Is Coconut Oil Bad for Heart Health?

Since the American Heart Association (AHA) stated that coconut oil is harmful to health, many people have dropped their favorite cooking oil in favor of canola oil. After all, the AHA recommended the latter as a supposedly healthier option indicating that cooking with coconut oil was just as unhealthy as cooking with butter, beef or bacon fat.

It might be tempting to adhere to the AHA advisory, believing that coconuts, and the oil extracted from them, are villains that stalk us from grocery store shelves just waiting to clog our arteries and force us into premature death from heart attack or stroke. But is coconut oil really the enemy of our health or was the AHA advisory just an alarmist perspective on an otherwise healthy oil? What is a person to believe?

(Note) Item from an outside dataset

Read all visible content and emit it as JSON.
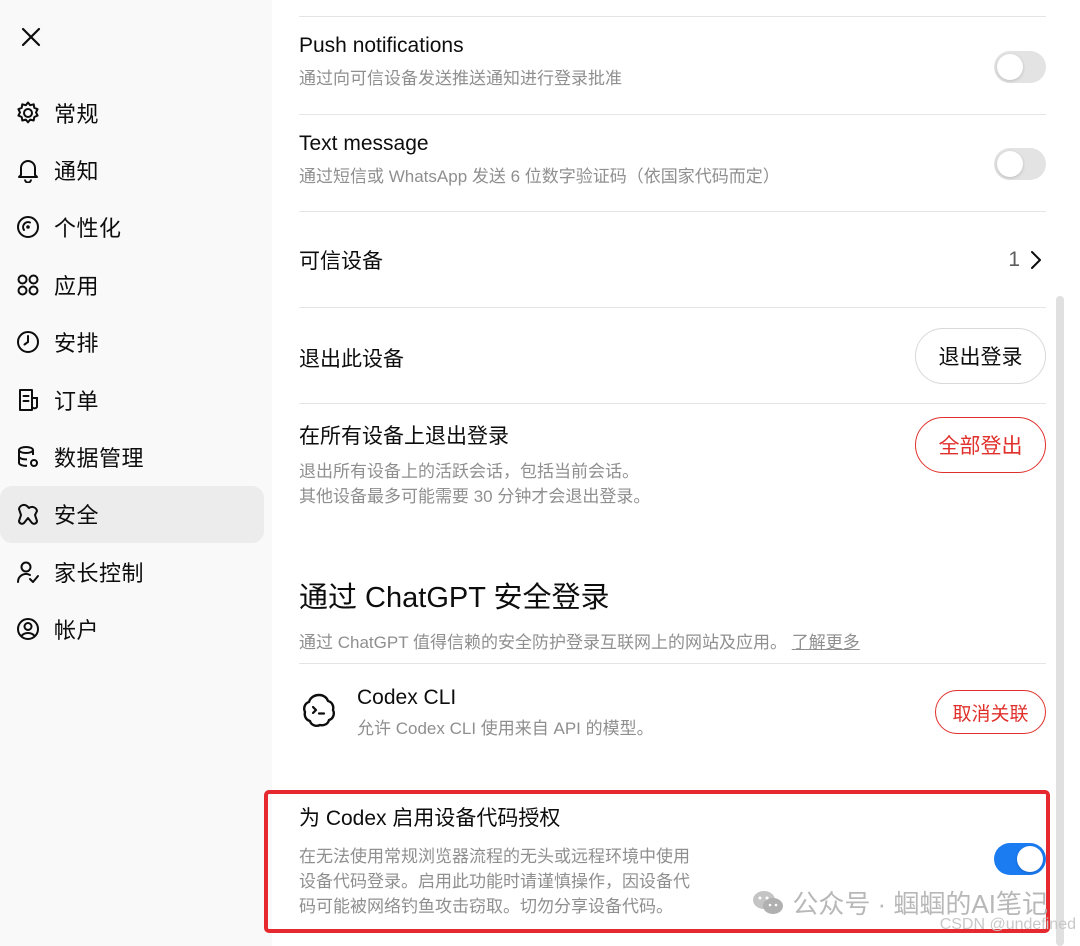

Well, let me start by stating that lumping all saturated fats together (butter, bacon fat, beef fat and coconut oil which is approximately 82 percent saturated fat) and declaring them all evil is really an oversimplification of things. On the flip side, the AHA also advised eating more oils from nuts, seeds and avocado, as well as corn, canola and soy. The latter three foods, and the oils derived from them, are heavily genetically-modified and usually contain the harmful pesticide glyphosate, and are best avoided, contrary to what the AHA will tell you.

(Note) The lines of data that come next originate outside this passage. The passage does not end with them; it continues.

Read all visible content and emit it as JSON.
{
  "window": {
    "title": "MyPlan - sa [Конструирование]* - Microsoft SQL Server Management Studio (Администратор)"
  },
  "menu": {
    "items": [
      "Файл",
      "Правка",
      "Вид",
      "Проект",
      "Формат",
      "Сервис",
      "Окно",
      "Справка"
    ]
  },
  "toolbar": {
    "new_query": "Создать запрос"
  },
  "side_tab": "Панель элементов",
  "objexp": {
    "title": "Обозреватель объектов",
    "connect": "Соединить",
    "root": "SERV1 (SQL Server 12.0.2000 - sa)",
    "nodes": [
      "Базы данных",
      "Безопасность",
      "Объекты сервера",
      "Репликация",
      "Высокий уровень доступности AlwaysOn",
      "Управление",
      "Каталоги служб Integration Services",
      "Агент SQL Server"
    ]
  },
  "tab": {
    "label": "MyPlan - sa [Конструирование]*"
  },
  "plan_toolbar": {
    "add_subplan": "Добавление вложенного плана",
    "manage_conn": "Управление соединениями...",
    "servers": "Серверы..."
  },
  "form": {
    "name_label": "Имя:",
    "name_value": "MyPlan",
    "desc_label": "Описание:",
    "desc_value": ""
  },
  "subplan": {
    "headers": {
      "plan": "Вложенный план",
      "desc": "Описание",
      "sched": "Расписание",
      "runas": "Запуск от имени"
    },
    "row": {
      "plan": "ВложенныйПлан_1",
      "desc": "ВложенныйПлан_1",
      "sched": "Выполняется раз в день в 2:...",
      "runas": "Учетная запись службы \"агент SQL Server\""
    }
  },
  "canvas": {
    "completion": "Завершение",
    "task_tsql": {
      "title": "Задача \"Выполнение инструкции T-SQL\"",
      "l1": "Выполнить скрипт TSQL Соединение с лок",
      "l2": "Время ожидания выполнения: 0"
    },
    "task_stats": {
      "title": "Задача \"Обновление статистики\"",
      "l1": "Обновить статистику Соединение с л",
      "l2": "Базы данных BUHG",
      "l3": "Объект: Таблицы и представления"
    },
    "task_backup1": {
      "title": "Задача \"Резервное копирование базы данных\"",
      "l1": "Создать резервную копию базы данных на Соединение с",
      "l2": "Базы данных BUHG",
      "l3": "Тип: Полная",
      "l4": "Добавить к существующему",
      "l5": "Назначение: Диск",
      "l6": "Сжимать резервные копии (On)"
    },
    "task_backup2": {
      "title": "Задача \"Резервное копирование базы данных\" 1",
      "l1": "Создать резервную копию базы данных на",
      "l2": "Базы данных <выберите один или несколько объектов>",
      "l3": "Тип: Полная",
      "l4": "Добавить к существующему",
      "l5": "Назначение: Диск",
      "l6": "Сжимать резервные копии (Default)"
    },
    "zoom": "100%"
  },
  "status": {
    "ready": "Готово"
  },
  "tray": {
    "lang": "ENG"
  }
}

But, let’s get back to coconut oil. The AHA indicates that consuming coconut oil will increase LDL cholesterol (often called the “bad” cholesterol) and adds that the oil has no qualities that offset its damaging effects. The reality is: coconut oil CAN raise LDL cholesterol right alongside HDL cholesterol (frequently called the “good” cholesterol). Research shows that consuming coconut oil increases HDL cholesterol and can contribute to reduced abdominal fat—a factor that is a well-documented contributor to heart disease. In other words, consuming coconut oil may actually be beneficial to improve two factors linked to heart disease.

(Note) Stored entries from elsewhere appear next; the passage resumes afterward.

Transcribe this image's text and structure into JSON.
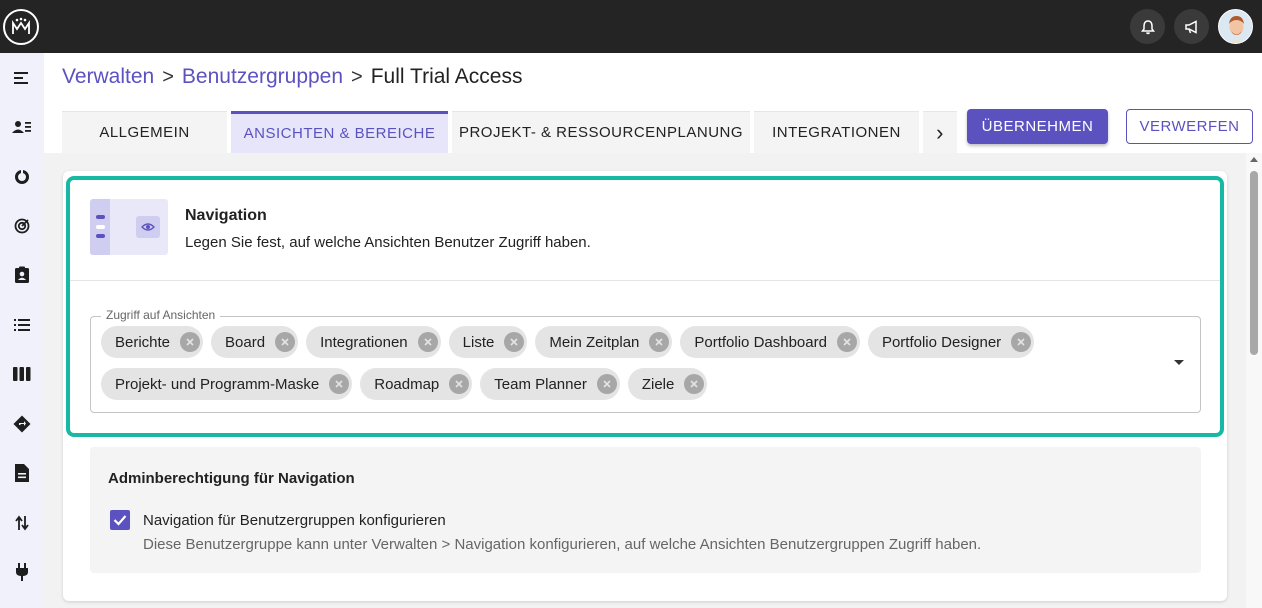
{
  "breadcrumb": {
    "level1": "Verwalten",
    "level2": "Benutzergruppen",
    "current": "Full Trial Access",
    "separator": ">"
  },
  "tabs": [
    {
      "label": "ALLGEMEIN",
      "active": false
    },
    {
      "label": "ANSICHTEN & BEREICHE",
      "active": true
    },
    {
      "label": "PROJEKT- & RESSOURCENPLANUNG",
      "active": false
    },
    {
      "label": "INTEGRATIONEN",
      "active": false
    }
  ],
  "tab_more_glyph": "›",
  "actions": {
    "apply_label": "ÜBERNEHMEN",
    "discard_label": "VERWERFEN"
  },
  "navigation": {
    "title": "Navigation",
    "description": "Legen Sie fest, auf welche Ansichten Benutzer Zugriff haben."
  },
  "views_field": {
    "legend": "Zugriff auf Ansichten",
    "chips": [
      "Berichte",
      "Board",
      "Integrationen",
      "Liste",
      "Mein Zeitplan",
      "Portfolio Dashboard",
      "Portfolio Designer",
      "Projekt- und Programm-Maske",
      "Roadmap",
      "Team Planner",
      "Ziele"
    ]
  },
  "admin": {
    "title": "Adminberechtigung für Navigation",
    "checkbox_label": "Navigation für Benutzergruppen konfigurieren",
    "checkbox_checked": true,
    "checkbox_description": "Diese Benutzergruppe kann unter Verwalten > Navigation konfigurieren, auf welche Ansichten Benutzergruppen Zugriff haben."
  },
  "colors": {
    "accent": "#5b52c0",
    "highlight": "#18b9a4",
    "topbar": "#242424",
    "sidebar": "#f0f1fb"
  },
  "sidebar_icons": [
    "menu-icon",
    "users-icon",
    "dashboard-icon",
    "target-icon",
    "assignment-icon",
    "list-icon",
    "board-icon",
    "roadmap-icon",
    "document-icon",
    "swap-icon",
    "plug-icon"
  ]
}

But what about the potential increase in LDL cholesterol? Well, the jury is still out on how harmful it is to heart health. While some experts claim it is the nemesis of heart health, others cite the importance of cholesterol to manufacture essential hormones needed for health. The debate continues and there is truth to both camps. While cholesterol shouldn’t be completely ignored as bloggers across the internet seem to be recommending, neither should it be quite so feared. We need cholesterol to survive (after all, it is the direct precursor of cortisol, which is needed for life, as well as for arterial repair) but we don’t need it in excess quantities either.

Coconut oil contains medium chain triglycerides (or MCTs) which have been shown in studies to offer many benefits to health, including cognitive benefits for those with mild Alzheimer’s disease, according to research published in Annals of the New York Academy of Sciences. Additionally, research published in the European Journal of Clinical Nutritionfound that medium chain triglycerides found in coconut oil were beneficial in weight management among those studied. Further research in the medical journal Metabolismfound that medium chain triglycerides may be helpful in quelling inflammation, which has been linked to dozens of chronic health conditions, including: arthritis, heart disease, cancer and diabetes. In other words, coconut and its medium chain triglycerides may offer a range of health benefits, some of which include heart disease factors like weight, abdominal fat and inflammation.

So before you throw your coconut oil to the curb you may want to take a more moderate approach to your health and weigh the pros and cons and how they fit into your overall health.